Consuming broccoli does not induce genes associated with xenobiotic metabolism and cell cycle control in human gastric mucosa

Epidemiological studies suggest that a diet rich in broccoli can reduce the risk of cancer at several sites. The anticarcinogenic activity has been largely attributed to the biological activity of sulforaphane (SF), the isothiocyanate derived from 4-methyisulphinylbutyl glucosinolate, which accumulates in broccoli. SF induces xenobiotic metabolizing genes in both cell cultures and animal models and induces genes associated with cell cycle arrest and apoptosis. However, it is not known whether these genes are induced in humans after consumption of broccoli. Sixteen subjects were recruited into a randomized, 3-phase crossover dietary trial of standard broccoli, high glucosinolate broccoli, and water. Global changes in gene expression that occurred 6 h after consuming broccoli soups or water were quantified in gastric mucosal tissue, using Affymetrix whole genome microarrays (n = 4), and in selected genes by real-time RT-PCR in the other individuals.

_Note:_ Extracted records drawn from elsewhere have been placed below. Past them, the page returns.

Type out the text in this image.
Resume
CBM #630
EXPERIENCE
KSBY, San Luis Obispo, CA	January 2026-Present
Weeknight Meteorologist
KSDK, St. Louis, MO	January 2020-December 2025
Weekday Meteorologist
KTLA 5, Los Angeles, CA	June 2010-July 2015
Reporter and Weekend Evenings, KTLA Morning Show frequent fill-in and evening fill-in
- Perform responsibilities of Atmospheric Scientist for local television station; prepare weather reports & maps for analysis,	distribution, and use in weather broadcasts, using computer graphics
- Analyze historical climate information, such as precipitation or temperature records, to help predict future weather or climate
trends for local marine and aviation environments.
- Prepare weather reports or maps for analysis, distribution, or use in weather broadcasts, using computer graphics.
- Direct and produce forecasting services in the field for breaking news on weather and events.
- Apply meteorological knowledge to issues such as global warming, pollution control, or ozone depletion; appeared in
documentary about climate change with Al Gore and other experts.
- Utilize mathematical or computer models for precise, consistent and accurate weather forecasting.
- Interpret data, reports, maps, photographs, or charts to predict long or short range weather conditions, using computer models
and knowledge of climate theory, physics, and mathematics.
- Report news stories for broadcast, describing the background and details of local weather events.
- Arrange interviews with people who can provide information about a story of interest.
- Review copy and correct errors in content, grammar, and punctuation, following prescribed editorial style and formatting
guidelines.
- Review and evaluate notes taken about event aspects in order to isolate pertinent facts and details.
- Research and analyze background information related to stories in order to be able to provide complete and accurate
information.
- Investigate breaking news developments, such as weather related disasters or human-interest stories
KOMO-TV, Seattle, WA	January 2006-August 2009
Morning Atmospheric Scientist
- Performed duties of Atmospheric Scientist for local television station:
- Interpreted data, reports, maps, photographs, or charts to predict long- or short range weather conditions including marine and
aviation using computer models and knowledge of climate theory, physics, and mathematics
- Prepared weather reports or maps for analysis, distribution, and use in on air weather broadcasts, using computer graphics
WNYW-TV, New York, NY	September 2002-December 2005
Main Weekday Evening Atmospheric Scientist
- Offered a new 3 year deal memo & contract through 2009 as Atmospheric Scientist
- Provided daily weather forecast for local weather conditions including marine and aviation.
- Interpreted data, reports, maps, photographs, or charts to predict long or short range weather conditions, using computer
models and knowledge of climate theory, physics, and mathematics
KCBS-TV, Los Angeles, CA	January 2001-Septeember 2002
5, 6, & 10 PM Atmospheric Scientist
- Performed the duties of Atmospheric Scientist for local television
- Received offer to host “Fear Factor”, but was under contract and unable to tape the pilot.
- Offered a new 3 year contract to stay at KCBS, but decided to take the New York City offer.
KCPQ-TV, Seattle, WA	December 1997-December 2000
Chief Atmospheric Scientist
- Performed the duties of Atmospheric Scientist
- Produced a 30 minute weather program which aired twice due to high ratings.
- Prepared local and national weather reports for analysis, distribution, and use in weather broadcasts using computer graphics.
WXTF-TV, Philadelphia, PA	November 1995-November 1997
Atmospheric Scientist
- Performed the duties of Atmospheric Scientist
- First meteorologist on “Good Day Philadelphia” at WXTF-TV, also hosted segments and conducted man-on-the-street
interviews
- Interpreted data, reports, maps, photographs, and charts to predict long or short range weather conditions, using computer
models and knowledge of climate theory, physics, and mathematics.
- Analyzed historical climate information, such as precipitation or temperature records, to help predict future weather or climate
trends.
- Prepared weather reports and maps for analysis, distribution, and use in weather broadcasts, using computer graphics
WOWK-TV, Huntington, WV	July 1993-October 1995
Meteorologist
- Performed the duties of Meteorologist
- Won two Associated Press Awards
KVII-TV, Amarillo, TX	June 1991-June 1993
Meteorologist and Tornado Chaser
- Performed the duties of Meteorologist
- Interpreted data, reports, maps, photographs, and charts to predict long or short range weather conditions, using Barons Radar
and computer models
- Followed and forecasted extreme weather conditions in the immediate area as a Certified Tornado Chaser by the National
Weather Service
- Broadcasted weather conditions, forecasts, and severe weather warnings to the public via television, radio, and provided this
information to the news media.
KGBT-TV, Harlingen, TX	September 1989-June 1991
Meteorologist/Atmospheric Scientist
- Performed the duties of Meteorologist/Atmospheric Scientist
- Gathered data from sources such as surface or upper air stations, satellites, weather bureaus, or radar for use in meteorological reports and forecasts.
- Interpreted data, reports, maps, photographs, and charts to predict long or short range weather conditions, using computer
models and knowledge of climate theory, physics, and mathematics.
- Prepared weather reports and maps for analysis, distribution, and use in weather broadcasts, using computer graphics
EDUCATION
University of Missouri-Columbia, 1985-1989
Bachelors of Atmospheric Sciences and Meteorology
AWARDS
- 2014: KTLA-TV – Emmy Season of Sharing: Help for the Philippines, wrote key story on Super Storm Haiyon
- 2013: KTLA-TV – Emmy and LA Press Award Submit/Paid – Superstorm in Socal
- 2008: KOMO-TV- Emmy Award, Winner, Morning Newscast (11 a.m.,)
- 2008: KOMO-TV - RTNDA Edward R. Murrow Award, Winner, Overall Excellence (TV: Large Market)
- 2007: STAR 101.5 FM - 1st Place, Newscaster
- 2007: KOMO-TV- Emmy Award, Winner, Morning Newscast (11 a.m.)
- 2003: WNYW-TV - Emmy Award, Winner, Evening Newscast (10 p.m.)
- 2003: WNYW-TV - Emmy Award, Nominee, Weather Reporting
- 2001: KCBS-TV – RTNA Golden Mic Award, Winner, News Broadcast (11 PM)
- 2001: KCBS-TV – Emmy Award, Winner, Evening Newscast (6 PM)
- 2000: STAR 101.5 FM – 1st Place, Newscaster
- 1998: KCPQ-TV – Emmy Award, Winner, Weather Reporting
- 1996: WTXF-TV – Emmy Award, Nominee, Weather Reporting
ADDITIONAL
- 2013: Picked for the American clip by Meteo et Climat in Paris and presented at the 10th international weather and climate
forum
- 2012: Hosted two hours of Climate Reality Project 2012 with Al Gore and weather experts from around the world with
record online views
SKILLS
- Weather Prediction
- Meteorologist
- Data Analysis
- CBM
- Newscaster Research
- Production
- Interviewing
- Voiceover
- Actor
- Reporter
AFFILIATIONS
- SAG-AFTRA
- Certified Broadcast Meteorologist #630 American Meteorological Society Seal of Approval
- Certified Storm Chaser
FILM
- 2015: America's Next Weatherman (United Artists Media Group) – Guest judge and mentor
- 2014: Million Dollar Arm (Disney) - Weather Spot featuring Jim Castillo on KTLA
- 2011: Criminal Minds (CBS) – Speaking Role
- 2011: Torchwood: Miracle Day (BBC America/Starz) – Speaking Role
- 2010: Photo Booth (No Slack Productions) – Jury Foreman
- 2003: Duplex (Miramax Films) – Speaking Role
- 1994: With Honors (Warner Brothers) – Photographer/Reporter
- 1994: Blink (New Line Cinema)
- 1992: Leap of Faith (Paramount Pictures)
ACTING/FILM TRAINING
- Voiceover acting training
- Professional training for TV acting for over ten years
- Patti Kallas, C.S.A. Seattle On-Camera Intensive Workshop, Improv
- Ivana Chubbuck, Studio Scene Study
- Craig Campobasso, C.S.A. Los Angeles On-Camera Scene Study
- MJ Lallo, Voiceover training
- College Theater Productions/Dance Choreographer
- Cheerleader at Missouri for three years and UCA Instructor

Consumption of high glucosinolate broccoli resulted in up-regulation of several xenobiotic metabolizing genes, including thioredoxin reductase, aldoketoreduclases, and glutamate cysteine ligase modifier subunit, which have previously been reported to be induced in cell and animal models after exposure to SF. Only 1 such gene was significantly up-regulated after consumption of standard broccoli. The consequences of these results in relation to the potential anticarcinogenic action of broccoli are discussed.